Here is a data emulation you can play with the above methods and compare with real data
| makeresults
| eval _raw = "[{\"columns\":[{\"text\":\"id\",\"type\":\"string\"},{\"text\":\"event\",\"type\":\"number\"},{\"text\":\"delays\",\"type\":\"number\"},{\"text\":\"drops\",\"type\":\"number\"}],\"rows\":[[\"BM0077\",35602782,3043.01,0],[\"BM1604\",2920978,4959.1,2],[\"BM1612\",2141607,5623.3,6],[\"BM2870\",41825122,2545.34,7],[\"BM1834\",74963092,2409.0,8],[\"BM0267\",86497692,1804.55,44],[\"BM059\",1630092,5684.5,0]],\"type\":\"table\"}]"

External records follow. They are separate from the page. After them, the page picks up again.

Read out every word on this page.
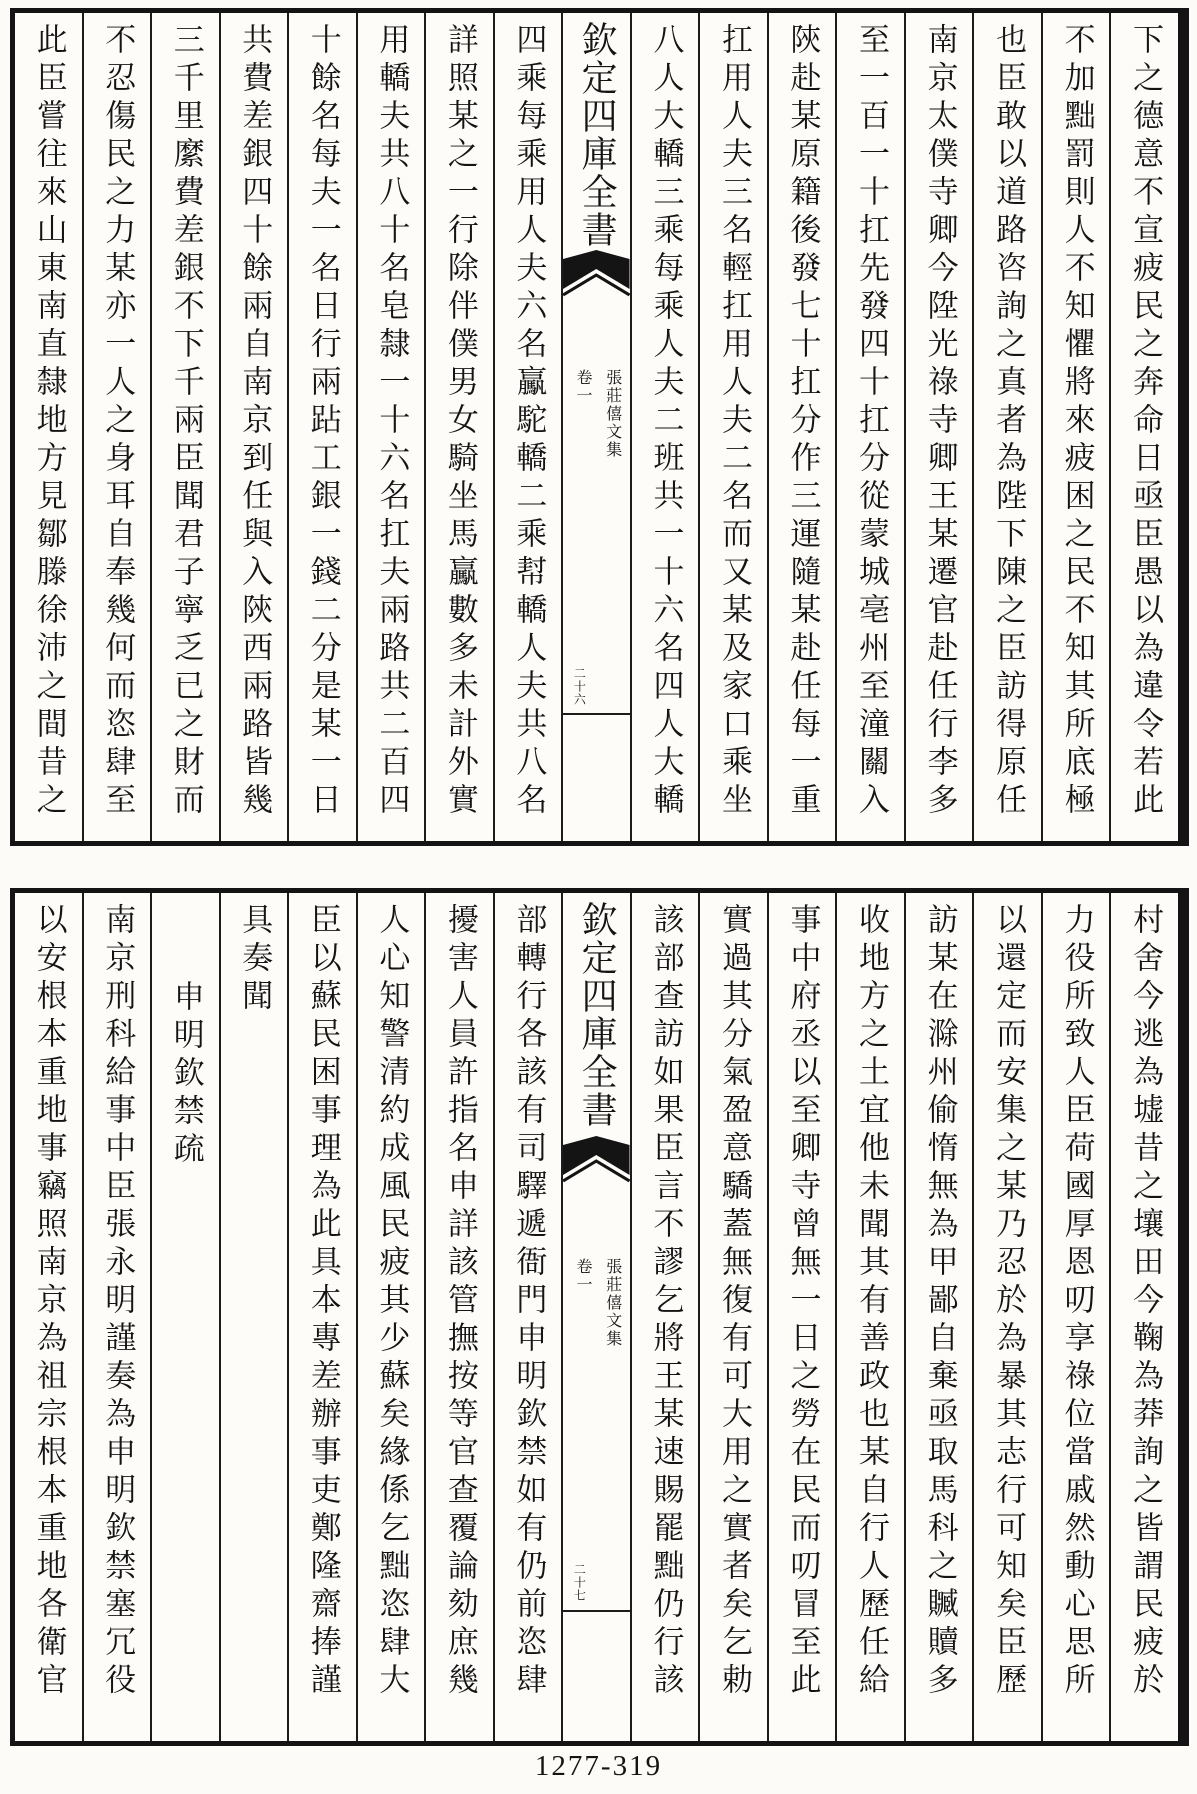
下之德意不宣疲民之奔命日亟臣愚以為違令若此
不加黜罰則人不知懼將來疲困之民不知其所底極
也臣敢以道路咨詢之真者為陛下陳之臣訪得原任
南京太僕寺卿今陞光祿寺卿王某遷官赴任行李多
至一百一十扛先發四十扛分從蒙城亳州至潼關入
陝赴某原籍後發七十扛分作三運隨某赴任每一重
扛用人夫三名輕扛用人夫二名而又某及家口乘坐
八人大轎三乘每乘人夫二班共一十六名四人大轎
欽定四庫全書
張莊僖文集
卷一
二十六
四乘每乘用人夫六名驘駝轎二乘幇轎人夫共八名
詳照某之一行除伴僕男女騎坐馬驘數多未計外實
用轎夫共八十名皂隸一十六名扛夫兩路共二百四
十餘名每夫一名日行兩跕工銀一錢二分是某一日
共費差銀四十餘兩自南京到任與入陝西兩路皆幾
三千里縻費差銀不下千兩臣聞君子寧乏已之財而
不忍傷民之力某亦一人之身耳自奉幾何而恣肆至
此臣嘗往來山東南直隸地方見鄒滕徐沛之間昔之
村舍今逃為墟昔之壤田今鞠為莽詢之皆謂民疲於
力役所致人臣荷國厚恩叨享祿位當戚然動心思所
以還定而安集之某乃忍於為暴其志行可知矣臣歷
訪某在滁州偷惰無為甲鄙自棄亟取馬科之贓贖多
收地方之土宜他未聞其有善政也某自行人歷任給
事中府丞以至卿寺曾無一日之勞在民而叨冒至此
實過其分氣盈意驕蓋無復有可大用之實者矣乞勅
該部查訪如果臣言不謬乞將王某速賜罷黜仍行該
欽定四庫全書
張莊僖文集
卷一
二十七
部轉行各該有司驛遞衙門申明欽禁如有仍前恣肆
擾害人員許指名申詳該管撫按等官查覆論劾庶幾
人心知警清約成風民疲其少蘇矣緣係乞黜恣肆大
臣以蘇民困事理為此具本專差辦事吏鄭隆齋捧謹
具奏聞
申明欽禁疏
南京刑科給事中臣張永明謹奏為申明欽禁塞冗役
以安根本重地事竊照南京為祖宗根本重地各衛官
1277-319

``` data emulation above ```
A final note: spath has some difficulty handling array of arrays, so I used fromjson (available since 9.0) in one filter.
Thanks a lot yuanli,
That worked , you are a genuis. I thought I could never structure it in splunk.
I did speak to the dev team , apparently the json is structured in that way to feed a particular dashboard system that they use. So it has to be in that structure for that system to consume. However they have agreed to update the structure in the next release which could be a few months away (6 months atleast) . So in the mean time I could work with this bad json until then.
Thanks a lot again. I had searched in splunk for something like this before and havent seen anything.